The Whole Story: Part Twelve - Long Haul ICU


    At the end of my last post I mentioned that most people only stay in the ICU for less than 48 hours. Despite some rather exceptional circumstances with trying to get me to wake up from anesthesia, my first ICU stay would have only been about this long had it not been for overcrowding. That meant the hospital was too full to move me to a regular room and so they had to keep me on the ICU floor and downgrade me to acute care. My second ICU stay turned out to be the exception that made the rule. The output from my EVD showed that a shunt would be necessary, but because of the infection, they were unable to go in for an additional surgery right away. In fact, after my surgery, the infectious disease (ID) department became the ones in charge. This was because once the CSF leak had been patched the infection was now the most immediate danger. Neurosurgery was not allowed to lift a finger without their approval. 

    Looking back it's easier to piece this story together with hindsight, but in the moment very little of it made sense. We would get bits and pieces but not understand what they had to do with the whole picture. I think we were in the ICU for a few days before I even began to wonder why we had been there so long. And then the answer was of course you have to be in the ICU you have an EVD. But they weren't going to keep me there like that forever, were they? After a few days, we started to get news about cultures coming back. Unsurprisingly, they found Staphylococcus, commonly known as Staph, first. This is a common infection that's found on everyone's skin but shouldn't be found in anyone's brain. They adjusted the antibiotics I was on to be sure and target the specific strain of Staph that had been found. But several cultures were still out, so we just had to wait. 

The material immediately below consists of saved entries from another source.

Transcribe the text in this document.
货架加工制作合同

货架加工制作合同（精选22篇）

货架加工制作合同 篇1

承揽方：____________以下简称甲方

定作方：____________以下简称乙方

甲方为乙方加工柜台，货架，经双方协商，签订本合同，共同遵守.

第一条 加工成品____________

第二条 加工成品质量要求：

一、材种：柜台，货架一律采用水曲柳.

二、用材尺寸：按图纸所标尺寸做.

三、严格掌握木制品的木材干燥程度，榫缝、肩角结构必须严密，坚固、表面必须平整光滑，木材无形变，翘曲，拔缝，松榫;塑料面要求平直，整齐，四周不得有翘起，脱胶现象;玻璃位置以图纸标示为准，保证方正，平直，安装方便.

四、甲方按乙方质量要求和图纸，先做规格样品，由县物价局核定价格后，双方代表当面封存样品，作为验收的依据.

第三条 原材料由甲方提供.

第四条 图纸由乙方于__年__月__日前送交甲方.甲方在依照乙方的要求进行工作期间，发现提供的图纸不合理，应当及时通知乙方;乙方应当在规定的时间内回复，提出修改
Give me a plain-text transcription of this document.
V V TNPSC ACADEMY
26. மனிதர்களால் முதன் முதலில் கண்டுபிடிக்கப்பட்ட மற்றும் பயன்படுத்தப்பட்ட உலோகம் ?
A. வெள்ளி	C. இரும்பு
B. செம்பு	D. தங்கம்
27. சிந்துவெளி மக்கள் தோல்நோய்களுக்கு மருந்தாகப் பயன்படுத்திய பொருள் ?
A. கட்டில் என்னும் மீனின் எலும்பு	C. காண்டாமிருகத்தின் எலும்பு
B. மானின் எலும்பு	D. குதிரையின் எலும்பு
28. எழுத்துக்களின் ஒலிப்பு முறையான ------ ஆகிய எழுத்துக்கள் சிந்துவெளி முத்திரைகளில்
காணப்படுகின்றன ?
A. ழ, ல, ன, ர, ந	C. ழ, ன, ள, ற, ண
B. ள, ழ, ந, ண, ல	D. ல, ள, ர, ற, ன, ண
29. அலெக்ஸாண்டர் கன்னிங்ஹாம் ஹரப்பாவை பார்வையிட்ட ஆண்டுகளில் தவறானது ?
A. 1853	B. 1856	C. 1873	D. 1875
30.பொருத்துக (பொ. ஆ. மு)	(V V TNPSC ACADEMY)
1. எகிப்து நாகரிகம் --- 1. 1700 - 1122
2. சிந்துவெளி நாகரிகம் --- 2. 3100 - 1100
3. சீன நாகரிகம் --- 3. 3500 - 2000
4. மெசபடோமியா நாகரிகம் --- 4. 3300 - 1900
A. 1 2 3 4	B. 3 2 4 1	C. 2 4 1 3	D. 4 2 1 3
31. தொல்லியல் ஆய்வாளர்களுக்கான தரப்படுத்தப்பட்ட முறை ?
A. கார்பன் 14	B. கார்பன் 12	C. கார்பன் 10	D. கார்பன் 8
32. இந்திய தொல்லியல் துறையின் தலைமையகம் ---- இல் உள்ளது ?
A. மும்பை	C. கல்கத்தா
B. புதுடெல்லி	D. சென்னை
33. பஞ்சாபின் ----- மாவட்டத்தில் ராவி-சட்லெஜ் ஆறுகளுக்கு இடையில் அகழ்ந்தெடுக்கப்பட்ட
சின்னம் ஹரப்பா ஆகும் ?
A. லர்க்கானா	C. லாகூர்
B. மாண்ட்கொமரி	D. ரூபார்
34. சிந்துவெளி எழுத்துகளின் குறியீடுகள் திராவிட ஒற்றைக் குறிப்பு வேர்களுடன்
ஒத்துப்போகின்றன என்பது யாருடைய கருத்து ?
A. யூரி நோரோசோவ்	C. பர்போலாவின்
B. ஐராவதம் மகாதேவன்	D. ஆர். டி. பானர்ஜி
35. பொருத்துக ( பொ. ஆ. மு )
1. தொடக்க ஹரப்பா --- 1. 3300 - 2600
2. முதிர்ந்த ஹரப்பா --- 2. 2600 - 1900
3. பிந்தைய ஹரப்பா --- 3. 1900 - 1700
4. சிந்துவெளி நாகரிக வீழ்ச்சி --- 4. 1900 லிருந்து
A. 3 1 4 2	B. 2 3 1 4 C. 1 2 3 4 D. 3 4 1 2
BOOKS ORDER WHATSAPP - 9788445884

    Five days into my stay the staff took pity on me. It turned out that the nurse who had been with me the first night of my ICU stay had put me on the short list to have my own room and when one opened up, I was transferred. I can't tell you what an amazing blessing that was! It felt like a palace! We had a window that looked out onto the football stadium. There was so much room to walk around we didn't have to worry about squishing and squeezing. We had a big cupboard that we could store all of our things in which came in very handy as I kept having the kids bring me more and more things from home. Specifically, I went through loaf after loaf of gluten free bread as I would use that to help fight the nausea and give me something to put in my stomach when I needed to take medicine. The hospital's options were typically pudding, applesauce, or occasionally some form of yogurt. The applesauce just didn't have enough to balance out the meds, and the pudding was so sickly sweet. When I could get the yogurt that would help, but it wasn't always available and if it was the non-fat version that just didn't do it.

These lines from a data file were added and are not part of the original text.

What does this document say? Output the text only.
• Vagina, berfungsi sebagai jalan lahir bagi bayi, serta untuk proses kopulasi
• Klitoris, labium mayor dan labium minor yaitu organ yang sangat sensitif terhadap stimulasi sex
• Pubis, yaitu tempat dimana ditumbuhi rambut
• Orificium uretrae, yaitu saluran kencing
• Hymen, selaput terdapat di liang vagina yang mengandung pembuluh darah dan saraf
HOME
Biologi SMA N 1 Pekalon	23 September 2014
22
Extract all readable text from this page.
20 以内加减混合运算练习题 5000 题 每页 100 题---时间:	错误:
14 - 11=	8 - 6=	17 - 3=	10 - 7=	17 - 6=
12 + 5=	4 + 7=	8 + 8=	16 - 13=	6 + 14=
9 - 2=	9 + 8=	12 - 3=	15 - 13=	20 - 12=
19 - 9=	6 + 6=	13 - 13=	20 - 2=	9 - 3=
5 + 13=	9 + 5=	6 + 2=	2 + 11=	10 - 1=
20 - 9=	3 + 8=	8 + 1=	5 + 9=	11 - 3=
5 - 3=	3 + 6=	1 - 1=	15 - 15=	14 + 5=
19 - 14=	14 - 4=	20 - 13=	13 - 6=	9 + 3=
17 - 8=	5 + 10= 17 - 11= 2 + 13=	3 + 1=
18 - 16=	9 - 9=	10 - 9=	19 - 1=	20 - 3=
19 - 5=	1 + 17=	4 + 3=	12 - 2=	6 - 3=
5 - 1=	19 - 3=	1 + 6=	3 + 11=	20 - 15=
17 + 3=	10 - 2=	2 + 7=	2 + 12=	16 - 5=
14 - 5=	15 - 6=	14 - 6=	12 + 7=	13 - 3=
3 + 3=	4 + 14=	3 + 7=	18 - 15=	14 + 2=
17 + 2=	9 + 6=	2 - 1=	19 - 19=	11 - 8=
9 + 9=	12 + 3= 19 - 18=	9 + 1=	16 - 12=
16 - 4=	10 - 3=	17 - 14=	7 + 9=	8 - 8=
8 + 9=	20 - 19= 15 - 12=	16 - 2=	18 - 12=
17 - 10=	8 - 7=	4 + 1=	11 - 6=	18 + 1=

    Shortly after transferring to my new room, we encountered a new hiccup, my EVD stopped producing fluid. The doctor had been having us trial weaning the EVD to see how I responded, and my headaches had been terrible. Every hour, the nurse would come in and measure the output, then dump it into a collection bag. Then suddenly, it just stopped. No one could figure out why. The neuro team tried every trick in the book, even laying the bag all the way down on the floor to get the gravity drain to kick in, but nothing worked. The first day it happened, my surgeon sent me down for a CT scan to see if any serious hydrocephalus was being caused. The scans looked fine, so he was unconcerned. He did, however, sign me up for another CT scan at 4:00 AM the next morning. Evidently this is very convenient for them because it allows the resident teams who round at 6:00 AM to have the results. What it doesn't allow is any sort of actual night sleep. That's OK, cause you're not gonna get any kind of night's sleep in the ICU anyways I guess. So I went down at 4:00 AM for another scan that came back looking fine as well. That day the drain continued to be dry until late that evening when my nurse came in to check my vitals. She went over to check the EVD output like she was supposed to and lo and behold there was something there! There was no precipitating reason for it to stop and no reason for it to start but start it did and it continued all the way until my surgery.

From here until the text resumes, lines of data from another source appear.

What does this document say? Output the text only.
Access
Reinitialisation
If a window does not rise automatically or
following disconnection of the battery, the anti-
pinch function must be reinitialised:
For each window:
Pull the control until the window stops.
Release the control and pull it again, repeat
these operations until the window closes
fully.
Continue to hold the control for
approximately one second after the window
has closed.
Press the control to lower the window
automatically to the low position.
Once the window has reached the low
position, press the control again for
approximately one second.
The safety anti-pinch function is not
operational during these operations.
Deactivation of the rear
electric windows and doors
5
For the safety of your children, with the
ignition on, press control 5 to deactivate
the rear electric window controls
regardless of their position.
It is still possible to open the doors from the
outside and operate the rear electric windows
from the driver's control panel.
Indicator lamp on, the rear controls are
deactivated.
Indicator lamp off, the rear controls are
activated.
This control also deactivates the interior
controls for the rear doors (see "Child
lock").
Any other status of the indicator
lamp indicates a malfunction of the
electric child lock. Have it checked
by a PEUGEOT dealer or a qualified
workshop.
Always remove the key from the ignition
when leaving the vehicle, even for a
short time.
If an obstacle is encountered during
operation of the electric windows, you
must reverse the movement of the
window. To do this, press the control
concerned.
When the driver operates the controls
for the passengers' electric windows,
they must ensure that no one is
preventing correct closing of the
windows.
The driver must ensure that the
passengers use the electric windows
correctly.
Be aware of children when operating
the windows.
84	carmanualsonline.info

    Based on the output of my EVD, my surgeon determined that it would be best for me to have a VP shunt put in to avoid hydrocephalus. A ventriculoperitoneal shunt (VP shunt) takes excess fluid from the ventricles in your brain and sends it down into the peritoneal cavity of your abdomen. This large area has tissues that are specially adapted for absorbing excess fluids which makes it an excellent place to dump them. My surgeon drew the picture above for us in my hospital room to explain the procedure, and we found the diagram below online to further illustrate it. The shunt itself is a small device that sits between my skull and my scalp. It leaves a small bump that usually only I notice. I have to remember to mention it to my hairstylist though so it doesn't catch her off guard!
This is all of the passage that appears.